A welcome source of information was the collective memories of those who joined a Facebook group I created, Gainesville Rock History. This website page became a virtual community of fans and participants of the Gainesville music scene. The result has been the collective sharing of photos and ephemera such as concert advertisements, posters, and tickets, band business cards, radio station playlists, and abundant comments triggered by this sharing. Some of these postings have become part of this book.
At times there are moments in the narrative that could be considered autobiographical, as I describe my involvement or an observation at a particular time. The book is by no means a memoir, but not including my memories and involvement would decrease relevant content. My story will occasionally surface now and again, but in a way that I hope enhances rather than distracts.
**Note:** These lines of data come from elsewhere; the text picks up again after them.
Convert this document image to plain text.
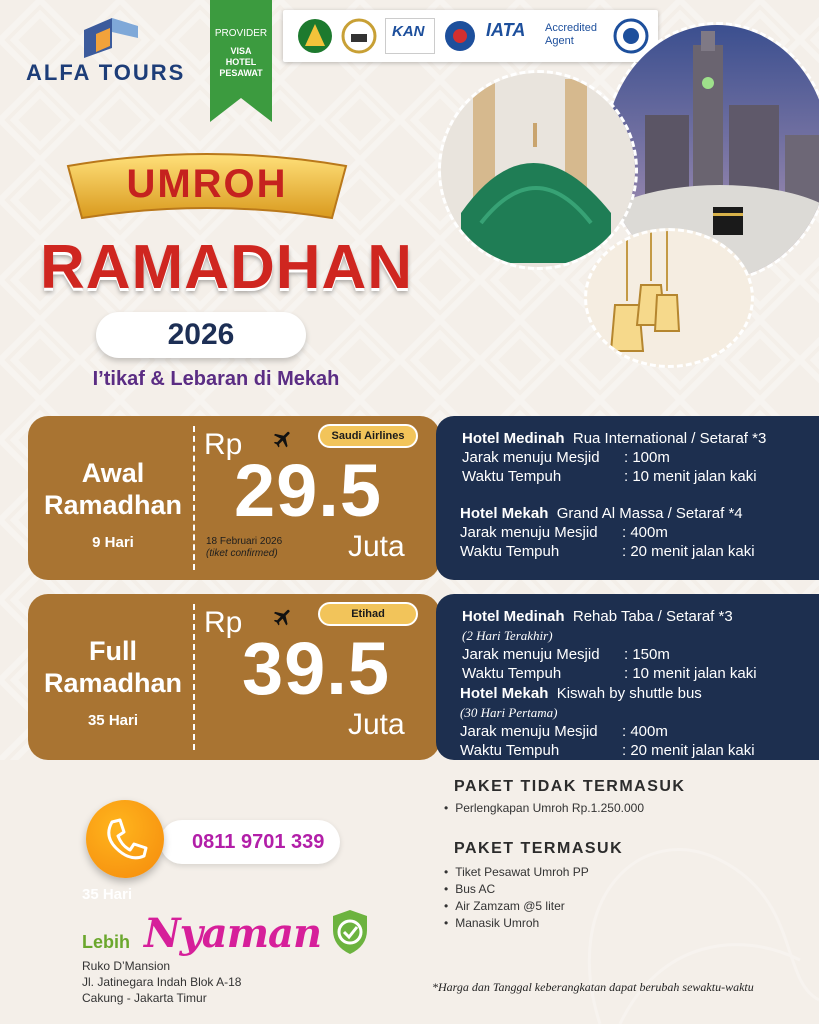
ALFA TOURS
PROVIDER
VISA
HOTEL
PESAWAT
KAN	IATA Accredited
Agent
UMROH
RAMADHAN
2026
I’tikaf & Lebaran di Mekah
Awal
Ramadhan
9 Hari
Rp	Saudi Airlines
29.5
18 Februari 2026
(tiket confirmed) Juta
Hotel Medinah Rua International / Setaraf *3
Jarak menuju Mesjid	: 100m
Waktu Tempuh	: 10 menit jalan kaki
Hotel Mekah Grand Al Massa / Setaraf *4
Jarak menuju Mesjid	: 400m
Waktu Tempuh	: 20 menit jalan kaki
Full
Ramadhan
35 Hari
Rp	Etihad
39.5
Juta
Hotel Medinah Rehab Taba / Setaraf *3
(2 Hari Terakhir)
Jarak menuju Mesjid	: 150m
Waktu Tempuh	: 10 menit jalan kaki
Hotel Mekah Kiswah by shuttle bus
(30 Hari Pertama)
Jarak menuju Mesjid	: 400m
Waktu Tempuh	: 20 menit jalan kaki
PAKET TIDAK TERMASUK
• Perlengkapan Umroh Rp.1.250.000
PAKET TERMASUK
• Tiket Pesawat Umroh PP
• Bus AC
• Air Zamzam @5 liter
• Manasik Umroh
0811 9701 339
35 Hari
Lebih Nyaman
Ruko D’Mansion
Jl. Jatinegara Indah Blok A-18
Cakung - Jakarta Timur
*Harga dan Tanggal keberangkatan dapat berubah sewaktu-waktu
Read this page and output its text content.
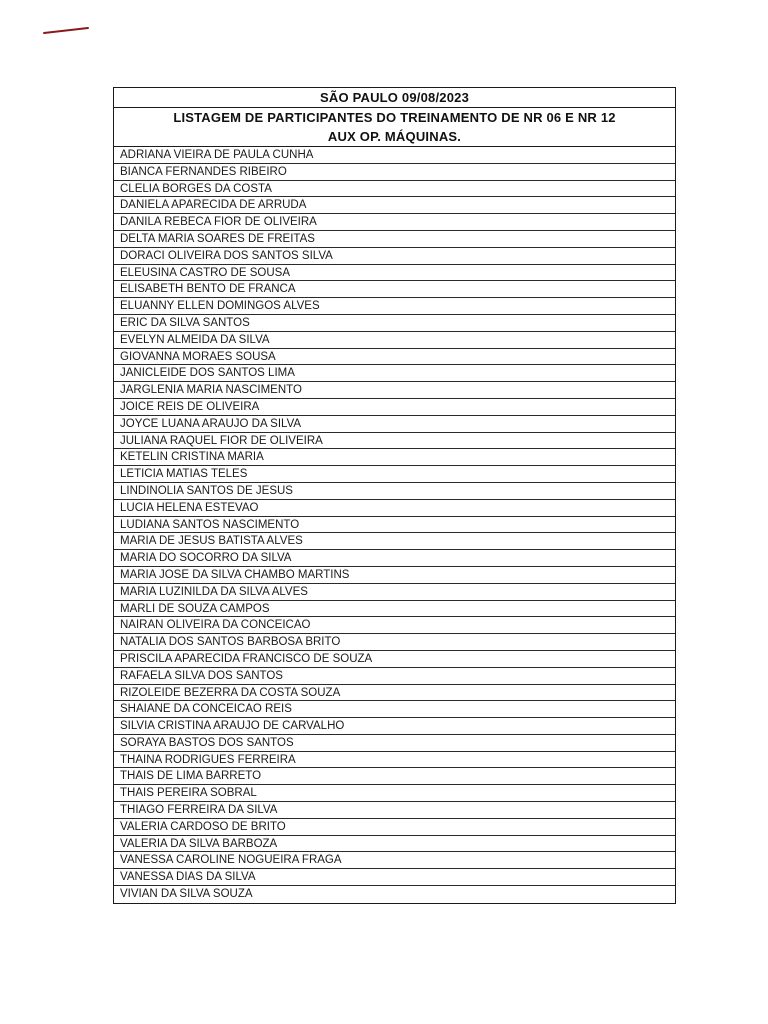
SÃO PAULO 09/08/2023
LISTAGEM DE PARTICIPANTES DO TREINAMENTO DE NR 06 E NR 12
AUX OP. MÁQUINAS.
ADRIANA VIEIRA DE PAULA CUNHA
BIANCA FERNANDES RIBEIRO
CLELIA BORGES DA COSTA
DANIELA APARECIDA DE ARRUDA
DANILA REBECA FIOR DE OLIVEIRA
DELTA MARIA SOARES DE FREITAS
DORACI OLIVEIRA DOS SANTOS SILVA
ELEUSINA CASTRO DE SOUSA
ELISABETH BENTO DE FRANCA
ELUANNY ELLEN DOMINGOS ALVES
ERIC DA SILVA SANTOS
EVELYN ALMEIDA DA SILVA
GIOVANNA MORAES SOUSA
JANICLEIDE DOS SANTOS LIMA
JARGLENIA MARIA NASCIMENTO
JOICE REIS DE OLIVEIRA
JOYCE LUANA ARAUJO DA SILVA
JULIANA RAQUEL FIOR DE OLIVEIRA
KETELIN CRISTINA MARIA
LETICIA MATIAS TELES
LINDINOLIA SANTOS DE JESUS
LUCIA HELENA ESTEVAO
LUDIANA SANTOS NASCIMENTO
MARIA DE JESUS BATISTA ALVES
MARIA DO SOCORRO DA SILVA
MARIA JOSE DA SILVA CHAMBO MARTINS
MARIA LUZINILDA DA SILVA ALVES
MARLI DE SOUZA CAMPOS
NAIRAN OLIVEIRA DA CONCEICAO
NATALIA DOS SANTOS BARBOSA BRITO
PRISCILA APARECIDA FRANCISCO DE SOUZA
RAFAELA SILVA DOS SANTOS
RIZOLEIDE BEZERRA DA COSTA SOUZA
SHAIANE DA CONCEICAO REIS
SILVIA CRISTINA ARAUJO DE CARVALHO
SORAYA BASTOS DOS SANTOS
THAINA RODRIGUES FERREIRA
THAIS DE LIMA BARRETO
THAIS PEREIRA SOBRAL
THIAGO FERREIRA DA SILVA
VALERIA CARDOSO DE BRITO
VALERIA DA SILVA BARBOZA
VANESSA CAROLINE NOGUEIRA FRAGA
VANESSA DIAS DA SILVA
VIVIAN DA SILVA SOUZA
This book is a history but also a love letter to Gainesville, as it was a place that encouraged and supported music, bringing plenty of wild rock and roll energy to what otherwise could have been just another small southern college town. Music made Gainesville a more interesting and exciting place to live. In retrospect, the amount of live music you could hear in Gainesville on any given week now seems remarkable: national, regional, and local bands and pop groups playing the university’s many venues, indoor and outdoor, day and night; regional and local bands playing clubs, bars, concerts, fraternity parties, lounges, after-hours bottle clubs, dances in the high school gym … it was all going on, and it was built around the twin joys of performing music and listening to the music being performed.
The music brought pleasure to those who played it; the music sold lots of beer for the bar and club owners; and the music brought pleasure to an audience that listened, drank, danced, cheered for the bands, and had themselves what southerners call a large time.
Without the popular songs of the moment, there would be no book and nothing to write about. For this reason selected songs trending at the particular time period of the narrative are listed at the beginning of each chapter. To enhance your reading experience, these songs should be revisited, as they inspired the musicians when they were new songs and brought people into the music venues to listen, dance, and keep the musicians working. Social media sites allow virtually all these songs to be heard free of charge on demand, a major change in the music business that cannot be undone.
Several Gainesville musicians have experienced tremendous success as songwriters and musical performers and are members of the Rock and Roll Hall of Fame, an honor that is based on more than simple longevity. This fact supports the theory of Gainesville’s providing a unique social and economic environment that consistently nurtured music in a way that produced not just one well-known rock music performer but rather several rock superstars over a span of years. Their stories are here.
No history is truly complete. The narrative that follows cannot be and is not the definitive history of the Gainesville music scene; it is a history of the formative years as understood through my eyes, with the intent of presenting the details of a musical culture that developed in the South and grew to be heard around the world. The stories of Gainesville’s rock and roll roots are an undeniable chapter in the history of American popular music. Other books can and should be written about this time and place. I hope this is one of many.